The LLC, is that a disregarded entity? C Corporation? S corporation, partnership?
If not a disregarded entity, it is the entity that will report the sale...and if a partnership or S corporation, will flow-through to your F1040.
We did allocate monies to the various assets. Copyrights, web domains, inventory at cost, equipment. It is a disregarded entity.
The main question I have, is the 'ordinary income' reported as business income on schedule C and thus be subject to self employment tax?
Sale of inventory would be reported on Sch C. Sale of assets used in the business would not. Depreciation recapture would be ordinary income, but not subject to SE and not on Sch C. Any capital gains would also not be on Sch C.
Depending on method of accounting and other assets involved, they may or may not be reported on Sch C.
For example, if you used cash method of accounting for tax, but had accounts receivable for books, the sale of account s receivable would be ordinary and reported on Sch C, along with sale of inventory.
Seems no two people here are making the same assumptions.
Sale of inventory would be reported on Sch C.
Not necessarily. Earlier it was stated:
My wife and I own an LLC.
If "we" owned the disregarded entity then it's perfectly possible that no SCH C was filed ever for this business since the business has more than one owner. More than likely a 1065 partnership return was filed.
If the owners live in a community property state and file a joint tax return, and elected to split all business transactions 50/50 and each report their half on two separate SCH C's, then even the sale has to be split between the two SCH C's.
Otherwise, the sale is reported on the 1065 partnership return and any gain/loss will flow through to the joint 1040 tax return via the K-1 that each will be issued by the partnership. A SCH C will not be involved in this in any way, shape form or fashion.

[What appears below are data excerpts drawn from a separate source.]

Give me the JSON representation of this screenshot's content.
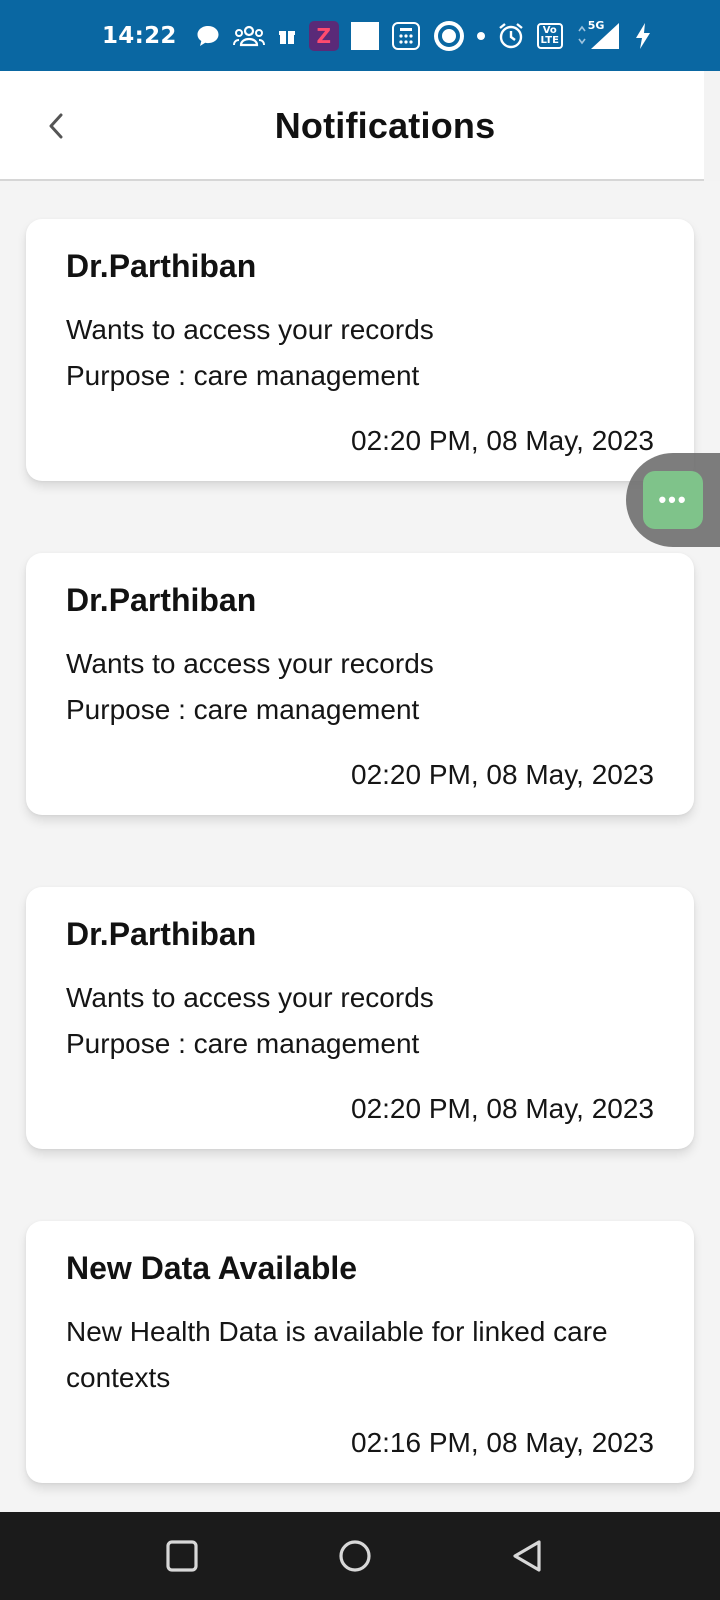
{
  "status_bar": {
    "time": "14:22",
    "icons": [
      "chat-bubble-icon",
      "group-icon",
      "gift-icon",
      "zapp-app-icon",
      "white-square-icon",
      "calculator-icon",
      "circle-app-icon",
      "dot-icon",
      "alarm-icon",
      "volte-icon",
      "signal-5g-icon",
      "charging-icon"
    ],
    "zapp_letter": "Z",
    "volte_label": "Vo LTE",
    "network_label": "5G"
  },
  "header": {
    "title": "Notifications"
  },
  "notifications": [
    {
      "title": "Dr.Parthiban",
      "message": "Wants to access your records",
      "purpose": "Purpose : care management",
      "time": "02:20 PM, 08 May, 2023"
    },
    {
      "title": "Dr.Parthiban",
      "message": "Wants to access your records",
      "purpose": "Purpose : care management",
      "time": "02:20 PM, 08 May, 2023"
    },
    {
      "title": "Dr.Parthiban",
      "message": "Wants to access your records",
      "purpose": "Purpose : care management",
      "time": "02:20 PM, 08 May, 2023"
    },
    {
      "title": "New Data Available",
      "message": "New Health Data is available for linked care contexts",
      "purpose": "",
      "time": "02:16 PM, 08 May, 2023"
    }
  ],
  "floating_button": {
    "label": "•••",
    "color": "#7fc38a"
  },
  "colors": {
    "status_bar": "#0a67a2",
    "background": "#f4f4f4",
    "card": "#ffffff",
    "nav_bar": "#1b1b1b"
  }
}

Not to belabor a point, but if it was a "disregarded entity", why would they have necessarily filed F1065? To me, disregarded entity implies no other form (1120, 1120S, or 1065) was filed.
I asked them what they did, and they never really replied; except for indicating a Sch C...they asked if sale of inventory would be on Sch C....implying to me that since they didn't answer the question directly about entity filing, and then asked about Sch C....it would appear to me they were probably filing either 2 Sch Cs, or one reflecting 1 as the owner. I think it's a leap to assume a F1065 was filed.
Thank you for your responses. It was my wife's business in a community property state. I am listed as owner with my wife but have been passive as I had my own employment. So for the last 18 years have filed sch C with 100% my wife's income. However my wife passed last year and I am keeping the LLC open so I filed 2 schedule C's this year for 2019 taxes. So my wife had always done her Schedule C and I did the rest of our joint tax return. So I have always treated it as a disregarded entity.
t if it was a "disregarded entity", why would they have necessarily filed F1065? To me, disregarded entity implies no other form (1120, 1120S, or 1065) was filed.
If you want to get down to "letter of the law", a Multi-Member LLC is rarely a Disregarded Entity. By default, a Multi-Member LLC will be taxed as a Partnership. But even a partnership is not a corporation, since it's not formally incorporated.
a Multi-Member LLC is rarely a Disregarded Entity. By default, a Multi-Member LLC will be taxed as a Partnership
Normally I would agree...but, when comes to only husband/wife owners filing joint return, things get a bit more murky. If one of the parties was a third party filing a different 1040, I would totally agree F1065 should have been filed as then it could not have been disregarded. But, since everything is fully reported on their 1040 via Sch C, and it was essentially her business (he said he was a silent owner and did his own employment work), and they have been doing that for years, finishing up her Sch C and his taking over the business on his own Sch C (which is now a true single member LLC disregarded entity) would appear to be correct. Technically, when she passed away, it became a single owner LLC and appears it was that way when assets were sold. Thus, the sale took place after the informal partnership was dissolved. And again, any and all tax ramifications go to the parties same 1040.